Solution 1: Iterative

class ListNode:
    def __init__(self, value=0, next=None):
        self.value = value
        self.next = next

def reverse_linked_list(head: ListNode) -> ListNode:
    # Initialize three pointers to reverse the linked list
    prev = None
    current = head
    next_node = None

    # Traverse the linked list
    while current is not None:
        # Save the next node
        next_node = current.next

        # Reverse the link
        current.next = prev

        # Move to the next nodes
        prev = current
        current = next_node

    # The new head is the previous node after reversal
    head = prev

    return head

# Helper function to print the linked list
def print_linked_list(head: ListNode):
    current = head
    while current:
        print(current.value, end=" -> ")
        current = current.next
    print("None")

# Example usage:
# Create a sample linked list: 1 -> 2 -> 3 -> 4 -> 5
head = ListNode(1, ListNode(2, ListNode(3, ListNode(4, ListNode(5)))))
print("Original Linked List:")
print_linked_list(head)

# Reverse the linked list
head = reverse_linked_list(head)

# Print the reversed linked list: 5 -> 4 -> 3 -> 2 -> 1
print("\nReversed Linked List:")
print_linked_list(head)

This solution uses an iterative approach with three pointers to reverse the linked list in-place.
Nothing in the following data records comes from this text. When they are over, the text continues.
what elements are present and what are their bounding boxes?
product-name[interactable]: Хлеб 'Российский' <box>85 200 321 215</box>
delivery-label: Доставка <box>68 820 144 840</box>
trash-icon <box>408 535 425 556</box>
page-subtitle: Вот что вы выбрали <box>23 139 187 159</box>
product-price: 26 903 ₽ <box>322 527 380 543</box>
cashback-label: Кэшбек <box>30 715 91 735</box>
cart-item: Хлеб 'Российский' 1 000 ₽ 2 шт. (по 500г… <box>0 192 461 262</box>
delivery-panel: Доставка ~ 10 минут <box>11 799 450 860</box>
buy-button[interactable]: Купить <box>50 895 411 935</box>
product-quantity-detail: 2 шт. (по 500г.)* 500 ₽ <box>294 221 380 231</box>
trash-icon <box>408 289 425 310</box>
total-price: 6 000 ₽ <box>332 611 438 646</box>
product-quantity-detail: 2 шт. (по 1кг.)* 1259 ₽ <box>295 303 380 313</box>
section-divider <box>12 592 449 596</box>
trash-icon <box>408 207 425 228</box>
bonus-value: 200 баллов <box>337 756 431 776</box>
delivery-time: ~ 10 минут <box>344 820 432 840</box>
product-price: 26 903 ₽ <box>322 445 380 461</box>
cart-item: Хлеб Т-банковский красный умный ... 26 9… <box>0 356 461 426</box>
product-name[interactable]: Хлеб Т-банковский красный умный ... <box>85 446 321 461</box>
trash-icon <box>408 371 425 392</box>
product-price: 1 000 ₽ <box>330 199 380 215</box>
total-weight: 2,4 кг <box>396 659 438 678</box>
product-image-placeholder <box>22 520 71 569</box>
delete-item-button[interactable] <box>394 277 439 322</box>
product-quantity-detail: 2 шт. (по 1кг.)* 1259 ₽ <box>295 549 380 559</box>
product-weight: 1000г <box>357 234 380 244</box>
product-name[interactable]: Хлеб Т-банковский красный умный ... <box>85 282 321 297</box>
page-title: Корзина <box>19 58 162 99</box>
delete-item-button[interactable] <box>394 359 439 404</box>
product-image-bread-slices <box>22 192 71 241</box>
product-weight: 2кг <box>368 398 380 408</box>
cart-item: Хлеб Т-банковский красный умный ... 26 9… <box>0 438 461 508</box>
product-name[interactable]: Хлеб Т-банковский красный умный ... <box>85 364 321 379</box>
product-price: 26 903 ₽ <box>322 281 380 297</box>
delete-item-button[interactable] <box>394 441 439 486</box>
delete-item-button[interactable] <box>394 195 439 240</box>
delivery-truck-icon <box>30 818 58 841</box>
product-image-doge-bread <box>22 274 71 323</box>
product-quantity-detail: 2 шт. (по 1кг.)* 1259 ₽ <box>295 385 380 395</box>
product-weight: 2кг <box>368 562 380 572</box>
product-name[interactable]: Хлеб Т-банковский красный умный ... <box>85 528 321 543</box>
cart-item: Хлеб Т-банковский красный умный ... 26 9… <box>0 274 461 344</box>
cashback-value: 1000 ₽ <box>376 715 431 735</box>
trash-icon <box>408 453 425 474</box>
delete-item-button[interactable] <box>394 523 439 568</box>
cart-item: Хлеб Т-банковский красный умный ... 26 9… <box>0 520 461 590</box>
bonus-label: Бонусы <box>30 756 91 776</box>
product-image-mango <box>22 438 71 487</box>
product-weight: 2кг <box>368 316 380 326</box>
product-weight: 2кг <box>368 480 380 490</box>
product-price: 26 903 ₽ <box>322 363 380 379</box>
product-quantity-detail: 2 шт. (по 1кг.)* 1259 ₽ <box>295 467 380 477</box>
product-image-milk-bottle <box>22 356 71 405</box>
It has a time complexity of O(n) and a space complexity of O(1), meeting the constraints of the problem.

Solution 2: Recursion

Below is a solution using recursion.

class ListNode:
    def __init__(self, value=0, next=None):
        self.value = value
        self.next = next

def reverse_linked_list(head: ListNode) -> ListNode:
    # Base case: an empty list or a list with a single node is already reversed
    if head is None or head.next is None:
        return head

    # Recursively reverse the rest of the linked list
    reversed_tail = head.next
    new_head = reverse_linked_list(head.next)

    # Reverse the links
    reversed_tail.next = head
    head.next = None

    return new_head

# Helper function to print the linked list
def print_linked_list(head: ListNode):
    current = head
    while current:
        print(current.value, end=" -> ")
        current = current.next
    print("None")

# Example usage:
# Create a sample linked list: 1 -> 2 -> 3 -> 4 -> 5
head = ListNode(1, ListNode(2, ListNode(3, ListNode(4, ListNode(5)))))
print("Original Linked List:")
print_linked_list(head)

# Reverse the linked list using recursion
head = reverse_linked_list(head)

# Print the reversed linked list: 5 -> 4 -> 3 -> 2 -> 1
print("\nReversed Linked List:")
print_linked_list(head)

This recursive solution also has a time complexity of O(n) and a space complexity of O(n) due to the recursive call stack. The base case ensures that the recursion stops when the end of the linked list is reached.